Saturday, 29 July 2023

Great Railway Stations No. 21, Penzance

The westward rails run out at Penzance, there’s nowhere else to go except back.  After 326 miles from Paddington it’s the end of the line. A first station opened in 1852 and in 1859 it was connected to London with the opening of the Royal Albert Bridge across the River Tamar. In 1876 a new and larger station was built and for a century or so, the Cornish Main Line was the first choice of travellers and holiday makers heading for the resorts of the far South West. When traffic declined sharply as passengers piled into family cars for the journey west, rail managers responded by cutting services and track work to balance the books.  Today’s station is substantially the layout built by the GWR in 1937 but despite all the rebuilds and extensions nobody ever thought it worth providing the sort of grand entrance its importance might have merited.  The single modest entrance to the cramped concourse is via the side of the building.  Only the overall roof offers any sense of occasion.  If the Thatcher government had implemented the recommendations of the Serpell Report in 1983 there would now be no railway lines in Cornwall (or Devon and Somerset for that matter).

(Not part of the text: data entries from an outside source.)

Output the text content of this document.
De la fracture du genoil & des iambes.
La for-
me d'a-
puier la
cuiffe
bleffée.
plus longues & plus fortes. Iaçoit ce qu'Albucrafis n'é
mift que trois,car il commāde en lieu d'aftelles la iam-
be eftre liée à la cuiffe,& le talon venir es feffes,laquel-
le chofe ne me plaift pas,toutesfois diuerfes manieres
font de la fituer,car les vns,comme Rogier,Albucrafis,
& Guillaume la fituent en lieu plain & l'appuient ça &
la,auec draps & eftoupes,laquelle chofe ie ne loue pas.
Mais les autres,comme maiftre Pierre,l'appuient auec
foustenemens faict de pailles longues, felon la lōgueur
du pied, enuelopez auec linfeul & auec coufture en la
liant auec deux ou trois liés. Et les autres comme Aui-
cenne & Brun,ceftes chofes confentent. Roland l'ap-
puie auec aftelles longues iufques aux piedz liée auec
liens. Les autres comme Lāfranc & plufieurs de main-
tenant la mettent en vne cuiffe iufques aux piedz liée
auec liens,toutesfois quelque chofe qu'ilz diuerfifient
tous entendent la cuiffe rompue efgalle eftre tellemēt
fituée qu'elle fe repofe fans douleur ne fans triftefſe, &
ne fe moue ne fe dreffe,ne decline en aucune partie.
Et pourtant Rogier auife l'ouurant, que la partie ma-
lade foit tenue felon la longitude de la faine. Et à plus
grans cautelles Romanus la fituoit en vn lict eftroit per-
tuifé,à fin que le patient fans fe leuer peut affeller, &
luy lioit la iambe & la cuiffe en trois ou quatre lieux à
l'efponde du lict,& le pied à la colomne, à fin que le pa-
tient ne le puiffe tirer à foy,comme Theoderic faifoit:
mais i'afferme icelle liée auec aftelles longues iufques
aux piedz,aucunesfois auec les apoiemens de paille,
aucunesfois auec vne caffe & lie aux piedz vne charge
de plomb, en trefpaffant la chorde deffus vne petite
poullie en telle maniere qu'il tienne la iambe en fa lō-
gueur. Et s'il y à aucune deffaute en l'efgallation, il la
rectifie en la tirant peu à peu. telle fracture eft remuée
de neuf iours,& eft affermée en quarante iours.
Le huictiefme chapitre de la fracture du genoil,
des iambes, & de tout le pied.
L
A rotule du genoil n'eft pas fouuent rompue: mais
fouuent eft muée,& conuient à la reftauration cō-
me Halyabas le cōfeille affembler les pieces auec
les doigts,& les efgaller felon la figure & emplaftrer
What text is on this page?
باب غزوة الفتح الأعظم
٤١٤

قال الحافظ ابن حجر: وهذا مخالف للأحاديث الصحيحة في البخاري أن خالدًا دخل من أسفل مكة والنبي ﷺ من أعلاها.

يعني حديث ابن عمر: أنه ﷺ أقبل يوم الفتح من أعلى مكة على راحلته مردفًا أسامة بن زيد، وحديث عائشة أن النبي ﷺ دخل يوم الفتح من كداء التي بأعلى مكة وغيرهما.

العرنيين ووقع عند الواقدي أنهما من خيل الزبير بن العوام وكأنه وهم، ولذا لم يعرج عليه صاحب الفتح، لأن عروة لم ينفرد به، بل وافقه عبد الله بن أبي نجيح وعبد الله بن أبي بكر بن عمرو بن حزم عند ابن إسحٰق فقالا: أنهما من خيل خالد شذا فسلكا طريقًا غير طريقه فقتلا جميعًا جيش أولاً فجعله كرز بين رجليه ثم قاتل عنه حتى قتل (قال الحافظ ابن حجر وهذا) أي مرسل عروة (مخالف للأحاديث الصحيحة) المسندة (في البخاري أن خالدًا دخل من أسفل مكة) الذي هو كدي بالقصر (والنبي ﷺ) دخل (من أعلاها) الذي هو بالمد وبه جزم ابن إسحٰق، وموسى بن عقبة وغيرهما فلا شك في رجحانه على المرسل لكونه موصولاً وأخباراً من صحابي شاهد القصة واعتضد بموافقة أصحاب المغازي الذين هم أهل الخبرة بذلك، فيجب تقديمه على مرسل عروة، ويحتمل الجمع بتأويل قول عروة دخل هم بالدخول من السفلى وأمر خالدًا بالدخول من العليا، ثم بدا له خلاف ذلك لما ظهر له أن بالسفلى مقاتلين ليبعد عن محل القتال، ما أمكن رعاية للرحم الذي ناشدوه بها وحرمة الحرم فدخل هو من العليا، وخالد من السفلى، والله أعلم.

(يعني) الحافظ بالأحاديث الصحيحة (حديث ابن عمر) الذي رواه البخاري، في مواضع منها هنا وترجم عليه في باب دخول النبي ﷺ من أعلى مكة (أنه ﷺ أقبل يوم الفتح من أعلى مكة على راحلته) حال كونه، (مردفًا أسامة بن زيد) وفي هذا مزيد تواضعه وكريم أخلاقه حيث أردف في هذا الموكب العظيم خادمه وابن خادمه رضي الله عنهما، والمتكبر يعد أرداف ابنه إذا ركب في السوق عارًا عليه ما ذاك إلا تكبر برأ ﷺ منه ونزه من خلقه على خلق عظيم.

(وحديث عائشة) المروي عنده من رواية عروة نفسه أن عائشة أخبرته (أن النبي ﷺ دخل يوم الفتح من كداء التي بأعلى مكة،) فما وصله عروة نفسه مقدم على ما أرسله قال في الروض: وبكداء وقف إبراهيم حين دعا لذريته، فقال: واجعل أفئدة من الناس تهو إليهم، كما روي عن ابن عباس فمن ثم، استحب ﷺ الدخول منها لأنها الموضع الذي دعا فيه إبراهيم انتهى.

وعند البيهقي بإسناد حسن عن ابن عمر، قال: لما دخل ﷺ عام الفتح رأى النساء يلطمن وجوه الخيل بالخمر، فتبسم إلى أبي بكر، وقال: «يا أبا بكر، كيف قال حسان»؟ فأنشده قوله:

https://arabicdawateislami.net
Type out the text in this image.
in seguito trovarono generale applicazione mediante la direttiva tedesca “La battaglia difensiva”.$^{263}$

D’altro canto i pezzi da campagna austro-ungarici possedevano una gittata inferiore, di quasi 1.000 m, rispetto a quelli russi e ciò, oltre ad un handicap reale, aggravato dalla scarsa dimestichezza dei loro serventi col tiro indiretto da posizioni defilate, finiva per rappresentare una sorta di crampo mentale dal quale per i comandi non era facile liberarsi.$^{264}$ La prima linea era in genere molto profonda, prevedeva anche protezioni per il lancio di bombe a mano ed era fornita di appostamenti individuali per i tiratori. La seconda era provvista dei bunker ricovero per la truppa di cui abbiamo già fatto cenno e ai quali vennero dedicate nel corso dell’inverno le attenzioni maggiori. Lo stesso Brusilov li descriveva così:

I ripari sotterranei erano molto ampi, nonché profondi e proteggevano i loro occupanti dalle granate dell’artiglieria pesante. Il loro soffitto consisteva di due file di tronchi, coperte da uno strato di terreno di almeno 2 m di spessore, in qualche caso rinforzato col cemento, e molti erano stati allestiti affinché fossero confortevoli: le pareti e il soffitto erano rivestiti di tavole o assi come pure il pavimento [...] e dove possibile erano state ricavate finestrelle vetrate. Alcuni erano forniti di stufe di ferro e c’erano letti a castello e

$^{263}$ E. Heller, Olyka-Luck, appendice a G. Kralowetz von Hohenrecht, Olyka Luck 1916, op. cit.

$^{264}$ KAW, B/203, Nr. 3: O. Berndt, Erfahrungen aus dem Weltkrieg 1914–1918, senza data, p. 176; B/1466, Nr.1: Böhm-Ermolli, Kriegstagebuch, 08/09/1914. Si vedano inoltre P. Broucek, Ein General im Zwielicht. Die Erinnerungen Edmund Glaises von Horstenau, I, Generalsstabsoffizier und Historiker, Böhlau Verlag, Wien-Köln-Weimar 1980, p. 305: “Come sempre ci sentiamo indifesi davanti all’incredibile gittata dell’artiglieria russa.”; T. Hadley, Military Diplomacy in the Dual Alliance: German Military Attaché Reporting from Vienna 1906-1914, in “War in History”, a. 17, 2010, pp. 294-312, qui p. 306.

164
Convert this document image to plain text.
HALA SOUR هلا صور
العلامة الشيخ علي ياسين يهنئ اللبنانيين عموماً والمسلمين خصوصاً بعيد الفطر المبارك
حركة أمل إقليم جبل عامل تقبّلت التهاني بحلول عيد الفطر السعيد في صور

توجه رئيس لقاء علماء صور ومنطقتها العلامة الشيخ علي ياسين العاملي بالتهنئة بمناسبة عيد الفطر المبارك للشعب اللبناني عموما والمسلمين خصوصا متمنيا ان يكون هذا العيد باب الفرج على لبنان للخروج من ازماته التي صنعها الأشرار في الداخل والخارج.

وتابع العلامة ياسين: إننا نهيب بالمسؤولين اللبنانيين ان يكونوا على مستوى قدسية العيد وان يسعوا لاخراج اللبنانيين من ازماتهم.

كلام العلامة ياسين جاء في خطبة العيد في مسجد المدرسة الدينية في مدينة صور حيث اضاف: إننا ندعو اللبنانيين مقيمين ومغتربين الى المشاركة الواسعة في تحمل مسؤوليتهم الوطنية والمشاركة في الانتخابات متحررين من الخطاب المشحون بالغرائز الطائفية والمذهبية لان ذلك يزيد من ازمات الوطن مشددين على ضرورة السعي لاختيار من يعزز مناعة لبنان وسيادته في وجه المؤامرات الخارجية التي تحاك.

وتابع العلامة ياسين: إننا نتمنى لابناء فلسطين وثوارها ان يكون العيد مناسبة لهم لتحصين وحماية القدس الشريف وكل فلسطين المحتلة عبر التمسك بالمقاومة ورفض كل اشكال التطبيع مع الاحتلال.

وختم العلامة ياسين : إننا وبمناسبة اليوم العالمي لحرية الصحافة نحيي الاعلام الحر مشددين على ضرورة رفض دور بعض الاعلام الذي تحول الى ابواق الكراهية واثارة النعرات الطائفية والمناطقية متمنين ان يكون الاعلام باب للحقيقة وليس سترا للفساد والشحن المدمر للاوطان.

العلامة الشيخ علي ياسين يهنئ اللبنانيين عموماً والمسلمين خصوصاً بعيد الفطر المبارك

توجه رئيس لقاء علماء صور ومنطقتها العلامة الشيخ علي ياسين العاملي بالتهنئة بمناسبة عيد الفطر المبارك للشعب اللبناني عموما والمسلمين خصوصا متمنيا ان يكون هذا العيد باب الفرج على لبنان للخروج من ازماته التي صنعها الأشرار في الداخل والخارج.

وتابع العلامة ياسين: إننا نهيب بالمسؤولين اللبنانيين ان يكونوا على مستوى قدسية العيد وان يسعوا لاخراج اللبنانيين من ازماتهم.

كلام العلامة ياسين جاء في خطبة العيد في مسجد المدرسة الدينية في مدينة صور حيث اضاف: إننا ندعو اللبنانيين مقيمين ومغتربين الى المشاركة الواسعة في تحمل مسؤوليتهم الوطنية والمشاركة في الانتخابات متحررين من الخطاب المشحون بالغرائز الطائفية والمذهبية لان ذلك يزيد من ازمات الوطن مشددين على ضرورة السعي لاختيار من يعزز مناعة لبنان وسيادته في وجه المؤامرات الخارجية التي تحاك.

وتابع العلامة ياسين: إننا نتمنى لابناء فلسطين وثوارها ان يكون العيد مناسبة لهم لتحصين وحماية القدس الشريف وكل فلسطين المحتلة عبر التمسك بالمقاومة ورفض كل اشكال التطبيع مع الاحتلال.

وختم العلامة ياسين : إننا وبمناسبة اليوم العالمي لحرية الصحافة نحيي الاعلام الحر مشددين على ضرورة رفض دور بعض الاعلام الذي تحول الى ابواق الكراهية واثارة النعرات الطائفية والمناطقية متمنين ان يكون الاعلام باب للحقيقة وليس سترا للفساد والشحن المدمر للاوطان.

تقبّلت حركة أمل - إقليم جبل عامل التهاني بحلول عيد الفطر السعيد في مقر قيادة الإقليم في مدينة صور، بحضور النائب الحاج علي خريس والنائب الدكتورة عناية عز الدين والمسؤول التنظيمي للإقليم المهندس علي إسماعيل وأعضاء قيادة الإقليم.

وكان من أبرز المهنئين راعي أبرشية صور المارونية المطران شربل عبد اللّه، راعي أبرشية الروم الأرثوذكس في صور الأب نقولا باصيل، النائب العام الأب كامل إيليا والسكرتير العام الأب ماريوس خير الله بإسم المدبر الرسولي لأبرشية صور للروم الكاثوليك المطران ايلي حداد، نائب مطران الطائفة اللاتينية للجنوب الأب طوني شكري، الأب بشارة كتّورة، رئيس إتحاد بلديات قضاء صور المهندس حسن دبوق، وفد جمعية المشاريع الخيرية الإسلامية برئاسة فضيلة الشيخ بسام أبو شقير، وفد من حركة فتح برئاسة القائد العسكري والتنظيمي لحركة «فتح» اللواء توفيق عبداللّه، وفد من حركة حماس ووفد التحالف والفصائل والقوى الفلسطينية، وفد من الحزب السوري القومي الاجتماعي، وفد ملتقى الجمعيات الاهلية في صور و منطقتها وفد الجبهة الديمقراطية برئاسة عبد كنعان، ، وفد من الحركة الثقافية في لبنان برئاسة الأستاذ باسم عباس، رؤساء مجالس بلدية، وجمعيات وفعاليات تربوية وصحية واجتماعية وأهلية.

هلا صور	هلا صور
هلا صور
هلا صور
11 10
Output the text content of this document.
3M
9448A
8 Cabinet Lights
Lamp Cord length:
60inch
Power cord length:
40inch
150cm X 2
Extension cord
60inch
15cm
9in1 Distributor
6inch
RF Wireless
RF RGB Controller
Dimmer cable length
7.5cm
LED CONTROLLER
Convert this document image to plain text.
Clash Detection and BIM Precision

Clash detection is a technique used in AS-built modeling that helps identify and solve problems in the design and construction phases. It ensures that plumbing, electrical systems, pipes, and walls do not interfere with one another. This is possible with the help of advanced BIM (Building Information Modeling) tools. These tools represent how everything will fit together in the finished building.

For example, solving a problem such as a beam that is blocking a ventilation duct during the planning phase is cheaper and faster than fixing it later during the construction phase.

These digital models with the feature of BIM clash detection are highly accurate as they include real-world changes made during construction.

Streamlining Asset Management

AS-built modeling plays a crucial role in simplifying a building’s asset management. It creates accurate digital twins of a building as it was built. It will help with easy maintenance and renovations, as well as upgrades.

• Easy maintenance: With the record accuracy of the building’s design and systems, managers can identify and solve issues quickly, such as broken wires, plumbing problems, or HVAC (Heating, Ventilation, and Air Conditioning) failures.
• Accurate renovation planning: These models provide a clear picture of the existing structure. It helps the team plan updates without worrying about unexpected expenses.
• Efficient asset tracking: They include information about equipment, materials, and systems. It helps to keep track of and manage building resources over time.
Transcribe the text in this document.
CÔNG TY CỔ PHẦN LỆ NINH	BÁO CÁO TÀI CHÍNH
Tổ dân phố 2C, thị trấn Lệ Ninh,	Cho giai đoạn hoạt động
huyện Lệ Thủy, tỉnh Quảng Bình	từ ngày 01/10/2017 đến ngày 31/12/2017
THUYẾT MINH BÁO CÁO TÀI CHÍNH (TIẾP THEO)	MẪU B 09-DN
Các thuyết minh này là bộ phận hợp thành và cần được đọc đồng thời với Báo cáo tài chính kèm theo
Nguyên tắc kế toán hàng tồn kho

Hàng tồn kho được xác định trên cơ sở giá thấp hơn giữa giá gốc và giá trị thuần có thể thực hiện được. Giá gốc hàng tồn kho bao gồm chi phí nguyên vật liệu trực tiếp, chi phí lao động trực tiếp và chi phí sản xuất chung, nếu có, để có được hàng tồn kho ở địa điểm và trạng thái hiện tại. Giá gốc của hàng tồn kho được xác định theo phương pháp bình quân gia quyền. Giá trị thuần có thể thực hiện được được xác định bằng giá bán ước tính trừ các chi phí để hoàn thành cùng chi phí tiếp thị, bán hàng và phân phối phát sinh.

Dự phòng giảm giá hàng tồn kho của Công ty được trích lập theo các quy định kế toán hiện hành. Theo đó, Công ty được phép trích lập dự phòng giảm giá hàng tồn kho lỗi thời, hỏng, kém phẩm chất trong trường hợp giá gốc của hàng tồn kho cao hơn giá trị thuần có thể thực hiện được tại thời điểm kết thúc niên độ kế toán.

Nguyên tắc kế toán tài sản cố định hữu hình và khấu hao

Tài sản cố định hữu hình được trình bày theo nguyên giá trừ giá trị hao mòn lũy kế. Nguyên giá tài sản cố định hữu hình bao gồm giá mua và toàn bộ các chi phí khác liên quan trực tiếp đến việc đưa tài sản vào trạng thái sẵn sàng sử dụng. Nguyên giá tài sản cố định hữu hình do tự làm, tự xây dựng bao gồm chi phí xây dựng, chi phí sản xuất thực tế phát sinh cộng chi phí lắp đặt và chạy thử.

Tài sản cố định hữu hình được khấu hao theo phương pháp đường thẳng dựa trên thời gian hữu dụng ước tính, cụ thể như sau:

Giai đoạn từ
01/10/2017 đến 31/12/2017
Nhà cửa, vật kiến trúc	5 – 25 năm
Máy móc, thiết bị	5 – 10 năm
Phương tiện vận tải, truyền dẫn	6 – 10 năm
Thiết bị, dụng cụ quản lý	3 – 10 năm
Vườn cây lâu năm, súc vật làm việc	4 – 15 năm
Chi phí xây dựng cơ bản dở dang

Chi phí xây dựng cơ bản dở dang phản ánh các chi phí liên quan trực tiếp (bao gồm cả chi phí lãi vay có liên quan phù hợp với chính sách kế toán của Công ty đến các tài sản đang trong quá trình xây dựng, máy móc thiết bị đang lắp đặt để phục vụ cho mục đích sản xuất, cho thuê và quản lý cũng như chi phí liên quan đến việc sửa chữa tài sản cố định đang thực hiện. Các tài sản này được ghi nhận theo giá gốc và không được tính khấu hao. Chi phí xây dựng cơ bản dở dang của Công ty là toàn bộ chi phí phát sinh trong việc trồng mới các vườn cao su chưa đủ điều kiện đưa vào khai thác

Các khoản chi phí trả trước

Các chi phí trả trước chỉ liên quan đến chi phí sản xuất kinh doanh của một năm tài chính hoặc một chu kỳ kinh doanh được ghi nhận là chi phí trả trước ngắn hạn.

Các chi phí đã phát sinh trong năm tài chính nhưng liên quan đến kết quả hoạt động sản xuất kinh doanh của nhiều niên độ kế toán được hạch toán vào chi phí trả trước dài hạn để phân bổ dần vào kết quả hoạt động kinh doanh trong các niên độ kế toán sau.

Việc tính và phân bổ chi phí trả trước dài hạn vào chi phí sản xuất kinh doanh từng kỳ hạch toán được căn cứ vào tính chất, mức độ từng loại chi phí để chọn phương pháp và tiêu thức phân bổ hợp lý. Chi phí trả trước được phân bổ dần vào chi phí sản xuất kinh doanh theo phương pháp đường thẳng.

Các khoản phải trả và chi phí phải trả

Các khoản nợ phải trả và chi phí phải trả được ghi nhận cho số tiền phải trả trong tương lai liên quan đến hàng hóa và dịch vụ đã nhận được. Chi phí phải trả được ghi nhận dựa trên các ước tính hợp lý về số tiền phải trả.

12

The overview below of Penzance Station approximates the vantage point of Stanhope Forbes when he painted "A Terminus in the West" in 1925 when it was a 2 platform station. The GWR commissioned Forbes to make paintings of Cornish subjects for publicity purposes and the Penzance station painting is now in the collection of the National Railway Museum. Forbes was born in Dublin where his father was manager of the Midland Great Western Railway of Ireland suggesting an affinity with railway subjects. He also produced poster designs for the LMS in his characteristically robust realism style, all of which brought some relief from the pilchards and fisherfolk.  Penzance is a station to be valued for its remoteness, its individuality - the only overnight sleeper train to run in England terminates here - and the blunt fact that there’s no further to go.